Elle serra les dents, sentant une pointe de frustration monter en elle. « C'est donc ça, les règles du mariage pour vous ? Une façade à préserver et une distance à maintenir ? »
Il resta silencieux un instant, puis soupira. « Chloé, je vous ai choisi parce que vous êtes intelligente et que vous comprenez la complexité de cette situation. Ce mariage n'est pas une union d'amour. C'est un partenariat qui sert nos intérêts à tous les deux. Mais cela ne veut pas dire que je souhaite que vous soyez malheureuse. »
Chloé sentit une certaine sincérité dans ses paroles, même si cela ne répondait pas à toutes ses attentes. Elle s'efforça de calmer les battements de son cœur, de ne pas laisser sa déception transparaître. Après tout, elle savait dès le départ que cet arrangement ne serait pas simple.
« Très bien, » dit-elle finalement, en prenant une gorgée de son thé pour se donner contenance. « Mais j'aimerais au moins savoir pourquoi vous avez besoin de cette façade. Pourquoi moi, et pourquoi ce mariage maintenant ? »
Alexandre la regarda longuement, pesant ses mots. « Parce que le monde dans lequel j'évolue est impitoyable, Chloé. Il y a des alliances à forger, des rivalités à gérer. Avoir une épouse à mes côtés me donne une image de stabilité et de sérieux qui est cruciale pour mes affaires. »
Il fit une pause, ses traits se durcissant légèrement. « Et vous, de votre côté, vous y gagnez une sécurité financière et une vie que vous n'auriez peut-être jamais imaginée. C'est un compromis, Chloé, et je vous ai choisie parce que je croyais que vous étiez capable de le comprendre. »

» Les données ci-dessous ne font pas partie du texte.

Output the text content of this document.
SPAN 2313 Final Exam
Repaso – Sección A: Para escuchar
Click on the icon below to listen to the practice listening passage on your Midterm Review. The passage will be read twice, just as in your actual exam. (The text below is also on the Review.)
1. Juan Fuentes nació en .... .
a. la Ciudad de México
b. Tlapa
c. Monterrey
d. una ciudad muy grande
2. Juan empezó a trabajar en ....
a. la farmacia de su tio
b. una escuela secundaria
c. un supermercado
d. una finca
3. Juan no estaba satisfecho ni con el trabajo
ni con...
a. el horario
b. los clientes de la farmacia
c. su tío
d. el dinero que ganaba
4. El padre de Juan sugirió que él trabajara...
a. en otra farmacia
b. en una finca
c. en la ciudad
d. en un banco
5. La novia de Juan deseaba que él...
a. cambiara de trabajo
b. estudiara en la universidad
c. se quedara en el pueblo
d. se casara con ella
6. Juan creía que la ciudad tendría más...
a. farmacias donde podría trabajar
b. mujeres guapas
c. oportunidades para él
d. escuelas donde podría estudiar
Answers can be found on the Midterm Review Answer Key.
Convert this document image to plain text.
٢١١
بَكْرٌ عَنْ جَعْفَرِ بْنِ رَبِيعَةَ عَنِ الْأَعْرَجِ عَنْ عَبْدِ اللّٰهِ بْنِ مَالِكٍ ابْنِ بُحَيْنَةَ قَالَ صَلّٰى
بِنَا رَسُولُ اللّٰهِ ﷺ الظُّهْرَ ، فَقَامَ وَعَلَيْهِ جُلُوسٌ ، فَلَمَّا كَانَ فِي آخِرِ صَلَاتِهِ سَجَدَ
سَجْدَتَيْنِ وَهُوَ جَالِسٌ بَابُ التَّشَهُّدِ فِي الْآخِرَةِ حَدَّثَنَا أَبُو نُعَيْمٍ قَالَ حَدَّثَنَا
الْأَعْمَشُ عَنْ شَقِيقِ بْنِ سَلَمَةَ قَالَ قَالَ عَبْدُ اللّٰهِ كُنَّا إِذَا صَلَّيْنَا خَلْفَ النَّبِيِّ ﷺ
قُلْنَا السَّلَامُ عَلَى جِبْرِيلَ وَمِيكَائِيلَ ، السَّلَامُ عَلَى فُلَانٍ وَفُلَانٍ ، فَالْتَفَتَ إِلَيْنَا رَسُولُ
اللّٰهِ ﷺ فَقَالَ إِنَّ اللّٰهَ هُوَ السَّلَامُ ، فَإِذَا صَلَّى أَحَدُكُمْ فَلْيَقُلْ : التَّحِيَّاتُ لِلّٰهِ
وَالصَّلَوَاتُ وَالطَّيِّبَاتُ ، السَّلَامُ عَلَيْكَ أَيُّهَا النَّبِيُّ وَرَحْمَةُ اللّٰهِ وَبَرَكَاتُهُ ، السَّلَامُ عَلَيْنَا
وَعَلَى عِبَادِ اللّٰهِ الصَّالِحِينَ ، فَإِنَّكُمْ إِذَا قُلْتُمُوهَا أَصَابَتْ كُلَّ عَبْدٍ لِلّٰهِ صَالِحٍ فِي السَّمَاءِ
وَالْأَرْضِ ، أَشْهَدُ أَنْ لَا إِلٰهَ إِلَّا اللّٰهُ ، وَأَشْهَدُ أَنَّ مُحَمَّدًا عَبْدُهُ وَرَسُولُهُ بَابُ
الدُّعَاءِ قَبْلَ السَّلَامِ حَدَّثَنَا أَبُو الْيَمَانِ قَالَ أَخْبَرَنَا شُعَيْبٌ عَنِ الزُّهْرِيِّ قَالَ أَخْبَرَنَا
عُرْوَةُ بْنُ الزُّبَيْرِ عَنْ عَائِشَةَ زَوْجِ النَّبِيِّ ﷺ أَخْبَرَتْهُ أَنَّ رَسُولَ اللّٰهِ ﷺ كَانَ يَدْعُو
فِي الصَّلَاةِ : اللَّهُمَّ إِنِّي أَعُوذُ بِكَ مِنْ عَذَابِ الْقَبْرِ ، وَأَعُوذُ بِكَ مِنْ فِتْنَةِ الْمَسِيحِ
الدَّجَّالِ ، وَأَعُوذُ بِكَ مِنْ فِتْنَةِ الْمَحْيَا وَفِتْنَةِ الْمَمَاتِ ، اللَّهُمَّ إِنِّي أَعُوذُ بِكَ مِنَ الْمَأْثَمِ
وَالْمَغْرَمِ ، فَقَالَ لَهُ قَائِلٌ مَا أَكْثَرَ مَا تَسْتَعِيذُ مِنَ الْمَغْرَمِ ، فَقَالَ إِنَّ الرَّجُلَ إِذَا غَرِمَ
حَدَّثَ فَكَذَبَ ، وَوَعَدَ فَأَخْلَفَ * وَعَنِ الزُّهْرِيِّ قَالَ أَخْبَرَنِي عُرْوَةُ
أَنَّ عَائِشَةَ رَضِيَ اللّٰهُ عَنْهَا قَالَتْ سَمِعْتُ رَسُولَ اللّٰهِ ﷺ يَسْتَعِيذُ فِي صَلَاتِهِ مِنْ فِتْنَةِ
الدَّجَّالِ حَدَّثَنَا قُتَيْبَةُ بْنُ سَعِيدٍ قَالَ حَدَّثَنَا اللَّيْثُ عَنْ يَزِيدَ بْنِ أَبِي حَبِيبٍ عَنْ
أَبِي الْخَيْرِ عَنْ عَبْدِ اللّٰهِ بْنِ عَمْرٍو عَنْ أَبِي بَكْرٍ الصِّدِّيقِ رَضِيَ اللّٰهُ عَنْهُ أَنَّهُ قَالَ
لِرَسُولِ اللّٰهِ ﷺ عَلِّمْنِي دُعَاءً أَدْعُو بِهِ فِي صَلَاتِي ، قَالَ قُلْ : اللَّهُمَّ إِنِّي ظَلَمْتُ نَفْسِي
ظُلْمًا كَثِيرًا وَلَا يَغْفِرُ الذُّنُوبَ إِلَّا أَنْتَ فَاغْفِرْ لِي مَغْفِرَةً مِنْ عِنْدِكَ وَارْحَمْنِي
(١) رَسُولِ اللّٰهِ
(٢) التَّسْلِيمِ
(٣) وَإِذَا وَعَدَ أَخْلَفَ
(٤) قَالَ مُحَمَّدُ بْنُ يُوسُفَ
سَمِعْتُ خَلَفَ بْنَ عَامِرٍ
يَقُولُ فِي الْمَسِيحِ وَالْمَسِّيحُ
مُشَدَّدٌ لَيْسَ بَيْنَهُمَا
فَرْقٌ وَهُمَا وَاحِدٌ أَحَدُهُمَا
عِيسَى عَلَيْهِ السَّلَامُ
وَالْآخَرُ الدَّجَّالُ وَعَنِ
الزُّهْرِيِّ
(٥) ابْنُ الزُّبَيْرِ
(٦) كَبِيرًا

Chloé retint son souffle, touchée par le mélange de pragmatisme et de vulnérabilité dans ses propos. Elle comprenait mieux les enjeux pour Alexandre, même si cela ne dissipait pas le sentiment de vide qu'elle ressentait parfois à ses côtés.
« Alors c'est ça, les règles de notre mariage, » dit-elle d'une voix douce, résignée. « Nous vivons ensemble, mais séparés. Nous faisons semblant, mais nous restons étrangers. »
Alexandre se redressa légèrement, une lueur étrange dans les yeux. « Ce que vous décrivez n'est pas une fatalité, Chloé. Cela dépend aussi de nous, de ce que nous choisissons de construire ou non. »
Leurs regards se croisèrent, et pour la première fois, Chloé eut l'impression de percevoir une lueur de sincérité, une ouverture dans l'armure impénétrable qu'il portait en permanence. Elle se demanda un instant s'ils pouvaient vraiment construire quelque chose de plus authentique, de plus profond, malgré les circonstances de leur union.
Mais elle se garda de formuler cette pensée à voix haute. Après tout, elle savait qu'entre les règles du mariage qu'Alexandre avait énoncées et les attentes qu'elle portait en elle, il y avait un gouffre difficile à combler.
Ils se souhaitèrent finalement une bonne nuit, et Chloé regagna sa chambre, le cœur lourd mais déterminé. Elle savait que ce mariage serait semé d'embûches et de compromis. Mais elle se promit de rester fidèle à elle-même, de ne pas se perdre dans les règles d'un jeu qu'elle n'avait pas choisi de jouer.